More than 670 people have died in what health officials are calling the deadliest Ebola outbreak in history. Though it's primarily contained in West Africa, the deadly virus is taking a toll on one American family with Wichita ties.

Nancy Writebol, a 59-year-old missionary serving in Liberia, found out last week she had contracted the disease. She and her husband David have been serving as missionaries in Africa for about 13 years. One of their sons lives in Washington while their other son, Jeremy Writebol, lives and works as a church pastor in Wichita.

"My dad called us, my family, and we had been wondering in some ways, and he just kind of shared with us the hard news," said Jeremy. "Mom had been infected."

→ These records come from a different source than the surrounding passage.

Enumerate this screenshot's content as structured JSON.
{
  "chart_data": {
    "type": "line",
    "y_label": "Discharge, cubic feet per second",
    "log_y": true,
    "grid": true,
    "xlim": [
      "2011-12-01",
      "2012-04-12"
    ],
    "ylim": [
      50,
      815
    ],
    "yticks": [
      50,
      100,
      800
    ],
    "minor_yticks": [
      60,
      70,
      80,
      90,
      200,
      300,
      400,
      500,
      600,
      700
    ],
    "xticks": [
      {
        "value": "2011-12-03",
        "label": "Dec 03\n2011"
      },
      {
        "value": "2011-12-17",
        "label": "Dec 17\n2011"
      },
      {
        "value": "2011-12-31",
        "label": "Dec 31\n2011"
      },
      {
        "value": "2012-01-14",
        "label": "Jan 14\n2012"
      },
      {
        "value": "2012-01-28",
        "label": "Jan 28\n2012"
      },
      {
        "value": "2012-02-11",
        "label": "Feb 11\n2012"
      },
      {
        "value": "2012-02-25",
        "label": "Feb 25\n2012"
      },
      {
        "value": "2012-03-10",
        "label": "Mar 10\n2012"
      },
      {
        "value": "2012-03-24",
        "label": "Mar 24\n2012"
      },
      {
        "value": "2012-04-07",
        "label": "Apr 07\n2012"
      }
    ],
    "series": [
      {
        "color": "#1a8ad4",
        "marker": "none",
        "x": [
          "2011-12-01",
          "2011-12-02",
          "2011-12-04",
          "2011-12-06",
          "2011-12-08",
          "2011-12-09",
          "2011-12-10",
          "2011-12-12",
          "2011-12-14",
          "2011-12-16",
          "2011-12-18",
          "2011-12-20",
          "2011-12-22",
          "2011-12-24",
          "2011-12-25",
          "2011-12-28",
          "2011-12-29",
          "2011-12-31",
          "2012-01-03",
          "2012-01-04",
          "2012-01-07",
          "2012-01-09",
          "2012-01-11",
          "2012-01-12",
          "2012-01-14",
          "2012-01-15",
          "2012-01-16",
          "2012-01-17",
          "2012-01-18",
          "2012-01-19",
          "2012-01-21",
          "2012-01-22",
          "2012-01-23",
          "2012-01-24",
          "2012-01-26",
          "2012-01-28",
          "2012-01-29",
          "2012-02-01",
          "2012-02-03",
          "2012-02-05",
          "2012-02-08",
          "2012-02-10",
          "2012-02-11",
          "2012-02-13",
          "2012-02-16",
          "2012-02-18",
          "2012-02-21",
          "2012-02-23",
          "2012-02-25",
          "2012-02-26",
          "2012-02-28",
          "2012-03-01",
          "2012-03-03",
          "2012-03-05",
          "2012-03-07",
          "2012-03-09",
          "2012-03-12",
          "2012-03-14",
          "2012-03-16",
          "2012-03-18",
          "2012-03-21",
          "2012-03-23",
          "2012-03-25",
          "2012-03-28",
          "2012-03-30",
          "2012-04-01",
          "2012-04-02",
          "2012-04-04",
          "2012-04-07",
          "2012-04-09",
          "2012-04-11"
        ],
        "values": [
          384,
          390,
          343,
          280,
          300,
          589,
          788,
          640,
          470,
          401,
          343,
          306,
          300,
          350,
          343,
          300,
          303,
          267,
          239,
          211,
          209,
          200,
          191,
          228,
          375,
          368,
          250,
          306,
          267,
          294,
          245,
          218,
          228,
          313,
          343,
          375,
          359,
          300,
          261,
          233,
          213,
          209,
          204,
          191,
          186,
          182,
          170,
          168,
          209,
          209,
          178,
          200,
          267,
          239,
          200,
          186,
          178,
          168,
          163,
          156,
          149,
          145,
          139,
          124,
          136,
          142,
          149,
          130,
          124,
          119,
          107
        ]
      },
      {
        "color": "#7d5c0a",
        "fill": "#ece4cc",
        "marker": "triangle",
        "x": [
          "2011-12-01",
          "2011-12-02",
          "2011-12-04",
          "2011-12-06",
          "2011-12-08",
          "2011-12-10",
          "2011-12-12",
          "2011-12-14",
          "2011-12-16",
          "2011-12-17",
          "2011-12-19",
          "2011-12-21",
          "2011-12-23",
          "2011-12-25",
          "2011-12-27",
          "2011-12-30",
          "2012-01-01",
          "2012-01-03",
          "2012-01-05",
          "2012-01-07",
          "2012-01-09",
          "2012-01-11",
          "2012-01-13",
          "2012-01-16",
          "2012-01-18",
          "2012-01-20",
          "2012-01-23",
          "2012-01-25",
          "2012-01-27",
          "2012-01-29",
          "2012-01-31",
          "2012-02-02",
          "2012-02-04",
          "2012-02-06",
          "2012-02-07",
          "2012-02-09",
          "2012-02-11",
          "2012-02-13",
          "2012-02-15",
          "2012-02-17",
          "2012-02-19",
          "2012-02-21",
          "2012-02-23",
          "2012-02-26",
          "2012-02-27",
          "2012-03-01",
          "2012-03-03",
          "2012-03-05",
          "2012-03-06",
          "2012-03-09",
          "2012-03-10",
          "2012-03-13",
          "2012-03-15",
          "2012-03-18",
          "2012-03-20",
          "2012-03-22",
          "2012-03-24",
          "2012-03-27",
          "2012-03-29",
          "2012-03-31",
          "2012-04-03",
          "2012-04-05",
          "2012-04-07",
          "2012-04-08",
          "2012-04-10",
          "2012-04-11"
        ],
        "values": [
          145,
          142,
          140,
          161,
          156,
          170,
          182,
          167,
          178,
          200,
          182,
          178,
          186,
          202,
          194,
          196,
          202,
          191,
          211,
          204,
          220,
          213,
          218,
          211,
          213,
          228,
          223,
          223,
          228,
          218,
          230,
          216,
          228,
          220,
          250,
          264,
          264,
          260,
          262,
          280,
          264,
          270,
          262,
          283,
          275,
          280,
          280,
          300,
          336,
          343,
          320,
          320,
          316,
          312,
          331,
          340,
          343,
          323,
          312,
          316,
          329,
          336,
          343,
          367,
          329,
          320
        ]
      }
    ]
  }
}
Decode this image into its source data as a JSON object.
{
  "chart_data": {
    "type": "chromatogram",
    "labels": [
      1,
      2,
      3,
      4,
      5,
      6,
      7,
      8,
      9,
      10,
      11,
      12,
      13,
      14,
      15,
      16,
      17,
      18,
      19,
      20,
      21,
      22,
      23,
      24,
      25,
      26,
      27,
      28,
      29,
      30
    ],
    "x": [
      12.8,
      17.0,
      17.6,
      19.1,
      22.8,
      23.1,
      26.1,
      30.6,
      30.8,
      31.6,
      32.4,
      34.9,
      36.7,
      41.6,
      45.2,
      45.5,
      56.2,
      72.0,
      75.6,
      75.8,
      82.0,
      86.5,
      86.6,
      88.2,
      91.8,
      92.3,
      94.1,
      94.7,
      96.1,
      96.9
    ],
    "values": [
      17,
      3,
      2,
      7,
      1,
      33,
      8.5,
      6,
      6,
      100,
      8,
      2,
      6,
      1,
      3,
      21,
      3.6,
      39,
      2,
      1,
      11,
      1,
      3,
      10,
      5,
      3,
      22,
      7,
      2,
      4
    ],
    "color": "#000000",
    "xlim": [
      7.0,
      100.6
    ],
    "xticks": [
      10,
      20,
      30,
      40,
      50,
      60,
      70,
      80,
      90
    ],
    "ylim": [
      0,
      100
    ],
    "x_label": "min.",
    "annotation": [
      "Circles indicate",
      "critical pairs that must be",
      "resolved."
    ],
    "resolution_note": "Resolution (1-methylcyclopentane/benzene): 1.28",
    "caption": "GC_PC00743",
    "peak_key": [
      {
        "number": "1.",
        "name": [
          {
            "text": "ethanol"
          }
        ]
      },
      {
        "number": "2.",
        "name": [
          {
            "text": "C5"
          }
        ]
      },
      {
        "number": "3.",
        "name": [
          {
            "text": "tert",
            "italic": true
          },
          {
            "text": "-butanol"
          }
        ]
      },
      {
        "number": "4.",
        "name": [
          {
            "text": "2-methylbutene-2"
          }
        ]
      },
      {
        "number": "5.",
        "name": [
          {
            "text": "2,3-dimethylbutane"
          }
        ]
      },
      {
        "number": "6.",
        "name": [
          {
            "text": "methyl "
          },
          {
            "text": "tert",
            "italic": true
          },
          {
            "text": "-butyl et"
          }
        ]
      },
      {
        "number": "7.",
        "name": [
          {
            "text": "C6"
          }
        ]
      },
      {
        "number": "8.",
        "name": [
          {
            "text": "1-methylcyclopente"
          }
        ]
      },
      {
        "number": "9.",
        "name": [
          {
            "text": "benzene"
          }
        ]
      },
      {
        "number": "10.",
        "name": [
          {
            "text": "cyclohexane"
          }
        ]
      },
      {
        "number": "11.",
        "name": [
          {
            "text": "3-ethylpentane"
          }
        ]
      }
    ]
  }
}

Nancy had been working closely with doctors treating patients with the Ebola virus. Now infected with the incurable disease herself, she's being kept in isolation.

“Dad’s visits with mom right now are through a window at the home where mom is isolated,” he said. “And he’s in a containment suit even there.”

Jeremy has talked with his mom on the phone every morning. He says she’s ‘stable’ but very weak. Right now they believe David hasn’t been infected. but he’s still self-monitoring just in case.

Now it’s a waiting game, one many would say doens’t have very good chances. The Ebola virus currently has about a 64 percent mortality rate. But that’s not stopping the Writebol’s from staying hopeful.

“That’s good news for us,” explained Jeremy. “We fee like that means mom has a chance.”

A chance to continue serving others, something Jeremy said his parents would rather die than waste.

“Mom and dad are not the people to run away from scary things and hardship, they’re not thrill seekers either,” he said. “But they know that God’s called them and that he’s with them and they want to spend and use their lives well.”

Nancy will have to remain isolated for at least three weeks while she tries to overcome the virus.

According to the CDC, an Ebola outbreak in the United States is unlikely, however, health officials around the world are warning doctors to closely monitor people traveling from the affected areas in Africa.